The numbers behind China’s emergence as an industrial superpower are astounding. From Wessie du Toit from unherd.com:
In 2004, an unusual crime wave swept cities around the world. Some called it the great drain robbery. Under cover of darkness, thieves were stripping manholes of their heavy iron covers, leaving streets perforated with sudden drops into sewage tunnels. In a single week, the London borough of Newham lost 93 covers. Aberdeen, in Scotland, saw 130 vanish. Chicago was robbed of 150 in a month. In the Indian city of Kolkata, more than 10,000 manhole covers were reportedly stolen over the course of two months.

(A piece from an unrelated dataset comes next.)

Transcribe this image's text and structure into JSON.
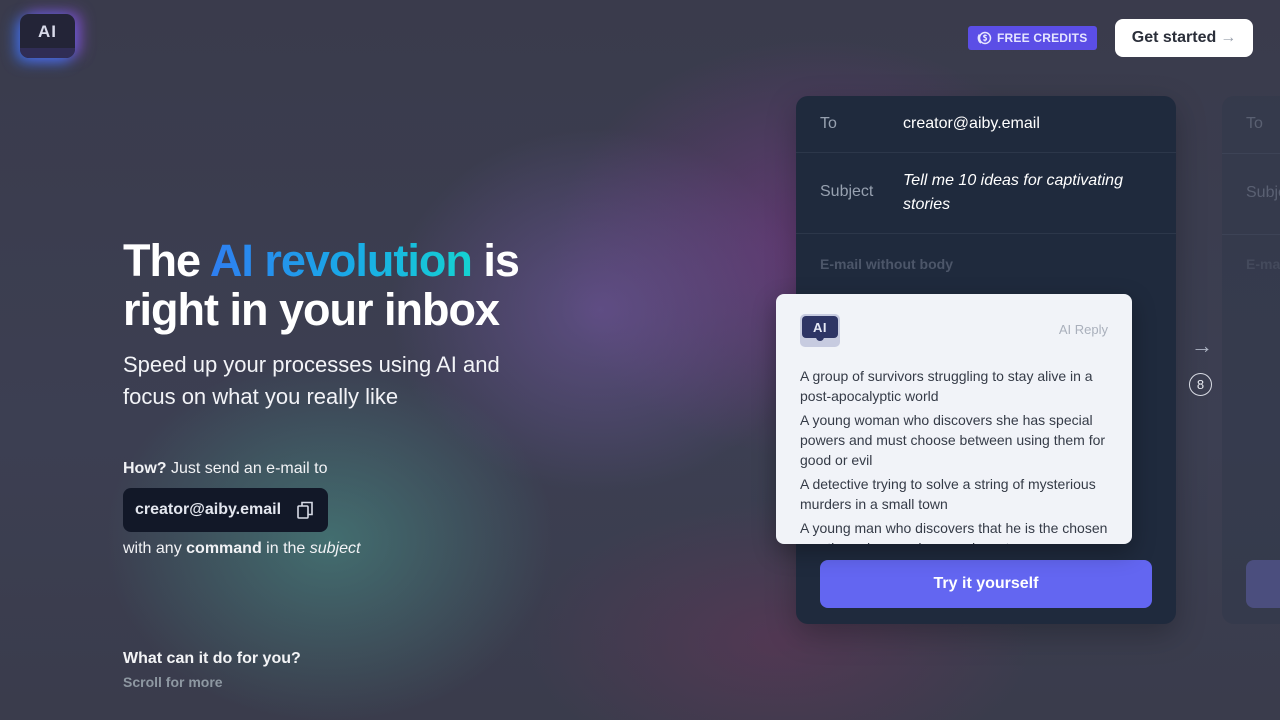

These thefts were motivated by a phenomenon that commodity traders call a supercycle, meaning an extended period of high prices for raw materials. Since the Industrial Revolution, the world has seen five supercycles, coinciding with major bursts of economic development or war. Those manhole covers had become valuable because the price of iron, an ingredient for the production of steel, was surging. And most of the demand was coming from one country in particular. China was beginning its rise as an industrial giant.
Iron ore was the signal substance of Chinese growth — by 2024, its price was almost 1,000% higher than in 1995 — but all kinds of resources were sucked into the whirlwind: oil and coal, nickel and copper, soybeans and rubber and wool. In recent months, though, analysts have been announcing the end of the two-decade China supercycle. Chinese iron ore consumption is starting to come down, along with steel production. Some reckon its demand for oil may be peaking too. This does not mean that China will stop growing, but the economic patterns are shifting.
As Donald Trump’s tariff experiment now lurches into an escalating trade war with China, it is worth considering the epochal shift that brought us here. The supercycle was an epic chapter carved into the material substrate of our world, reverberating in every corner of the globe. It has raised China, in the space of a generation, from a poor and largely rural society to a superpower that is competing at the frontiers of technology, while controlling the most important resources for the future. It has transformed the developing world. It is implicated with the rise of Trump and, in various ways, with European weakness.